All Ingredients Badatz

  • Many people make homemade food products, e.g., mezonos foods for kiddushim, cakes, potato kugel, Yerushalmi kugel, herring, chickpeas, p’tcha/gala, dips, salads, fruit platters, chocolates, etc. They put a sticker on the package that says “All ingredients Badatz” and sell their products in stores, makolets, or mikvaos, or deliver them directly to customers. People rely on this, thinking, what could be the problem if all the ingredients are Badatz?

Common Shailos

  • Hafrashas challah. In every home kitchen, shailos come up; any posek who answers these types of questions all day can attest to this. Not infrequently, we are asked questions about foods made and sold from homes. For example, one woman who made sponge cakes for kiddushim had no idea she was supposed to do hafrashas challah after baking a certain minimum amount, because when they are made in small amounts for personal consumption, there is usually not enough flour to require hafrashas challah. This caused a pitfall: people enjoyed the mezonos with ‘all-Badatz ingredients’, but it turned out they ate tevel.
  • Fleishige keilim. Oftentimes, people use fleishige pots and utensils to make parve food, or they cut onions or garlic with a fleishige knife, such that lechatchilah, the food may not be eaten with milchigs. Because the food is parve, customers do not know they cannot eat it with milchigs. If there was some sort of supervision, the rav would ensure that only parve utensils designated for the food being sold are used.
  • Checking for bugs. We know that many fruits, vegetables, and flours often have bugs, even if all the ‘ingredients are Badatz’. If one does not know how to properly check each fruit, vegetable, and type of flour, he is likely to transgress the issur of eating bugs. It does not take much effort to check for bugs when making a small amount of food for the family, but when making a large amount to sell, it takes a lot of effort. There is a chance that, due to pressure, the person making the food will be lax; if there is supervision from a rav who gives instructions, it is likely the person will check better.

Difficulty Supervising Homemade Products

  • Although foods made at home to be sold for profit need a hechsher from a rav or posek (above, 18), it is difficult to supervise a private home’s kitchen. There are problems with access to the house at different times, the homeowner’s privacy, and keeping the kitchen utensils designated for personal use separate from those designated for commercial use. Therefore, top kashrus agencies usually will not grant a hechsher to homemade products. Thus, it is a lose-lose situation for the seller: on the one hand, he is obligated to get a hechsher, but on the other, he cannot get a hechsher from an accepted kashrus vaad or agency.
  • From a rav or posek.
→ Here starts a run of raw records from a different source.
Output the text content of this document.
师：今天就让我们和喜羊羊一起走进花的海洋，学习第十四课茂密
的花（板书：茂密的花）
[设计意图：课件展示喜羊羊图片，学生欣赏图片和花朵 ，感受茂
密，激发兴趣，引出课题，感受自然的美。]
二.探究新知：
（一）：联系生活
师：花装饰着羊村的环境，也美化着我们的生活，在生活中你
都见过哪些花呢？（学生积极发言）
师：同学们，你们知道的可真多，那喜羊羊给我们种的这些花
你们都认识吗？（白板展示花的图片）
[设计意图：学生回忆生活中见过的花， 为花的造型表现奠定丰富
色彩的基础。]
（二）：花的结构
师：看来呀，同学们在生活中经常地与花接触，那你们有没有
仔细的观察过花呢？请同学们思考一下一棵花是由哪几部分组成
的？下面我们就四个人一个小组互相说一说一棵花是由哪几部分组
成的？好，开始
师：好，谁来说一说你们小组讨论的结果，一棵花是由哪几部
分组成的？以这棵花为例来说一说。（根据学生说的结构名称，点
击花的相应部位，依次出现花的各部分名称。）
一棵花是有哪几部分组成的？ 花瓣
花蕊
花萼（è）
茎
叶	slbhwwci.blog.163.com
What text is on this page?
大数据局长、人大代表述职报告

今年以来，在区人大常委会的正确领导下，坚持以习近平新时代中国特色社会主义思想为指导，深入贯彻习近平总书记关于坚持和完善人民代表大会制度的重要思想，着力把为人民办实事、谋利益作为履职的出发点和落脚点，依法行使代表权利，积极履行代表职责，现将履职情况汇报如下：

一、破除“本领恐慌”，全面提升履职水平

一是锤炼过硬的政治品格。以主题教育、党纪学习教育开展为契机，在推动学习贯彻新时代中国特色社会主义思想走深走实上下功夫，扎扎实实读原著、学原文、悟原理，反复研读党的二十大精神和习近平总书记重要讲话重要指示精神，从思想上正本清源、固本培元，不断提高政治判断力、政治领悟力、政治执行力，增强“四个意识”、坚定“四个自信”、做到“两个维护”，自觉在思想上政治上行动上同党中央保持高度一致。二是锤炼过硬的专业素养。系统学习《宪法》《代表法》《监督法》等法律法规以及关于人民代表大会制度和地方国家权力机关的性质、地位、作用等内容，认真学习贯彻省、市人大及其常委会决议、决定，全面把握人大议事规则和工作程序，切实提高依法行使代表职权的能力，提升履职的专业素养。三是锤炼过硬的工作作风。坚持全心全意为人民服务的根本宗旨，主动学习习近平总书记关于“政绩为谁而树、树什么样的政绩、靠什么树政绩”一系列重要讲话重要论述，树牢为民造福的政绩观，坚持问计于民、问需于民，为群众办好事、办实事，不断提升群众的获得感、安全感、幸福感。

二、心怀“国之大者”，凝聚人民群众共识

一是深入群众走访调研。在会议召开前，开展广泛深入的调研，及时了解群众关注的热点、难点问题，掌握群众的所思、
The best recommendation is for one to ask a rav or posek who knows him and specializes in kashrus areas to supervise the activity in his home kitchen, give him a letter certifying his products as kosher, and provide effective oversight of the products, including unplanned visits and instructions. This will fix a widespread problem and have the zechus of enabling the public to eat food with a proper hechsher.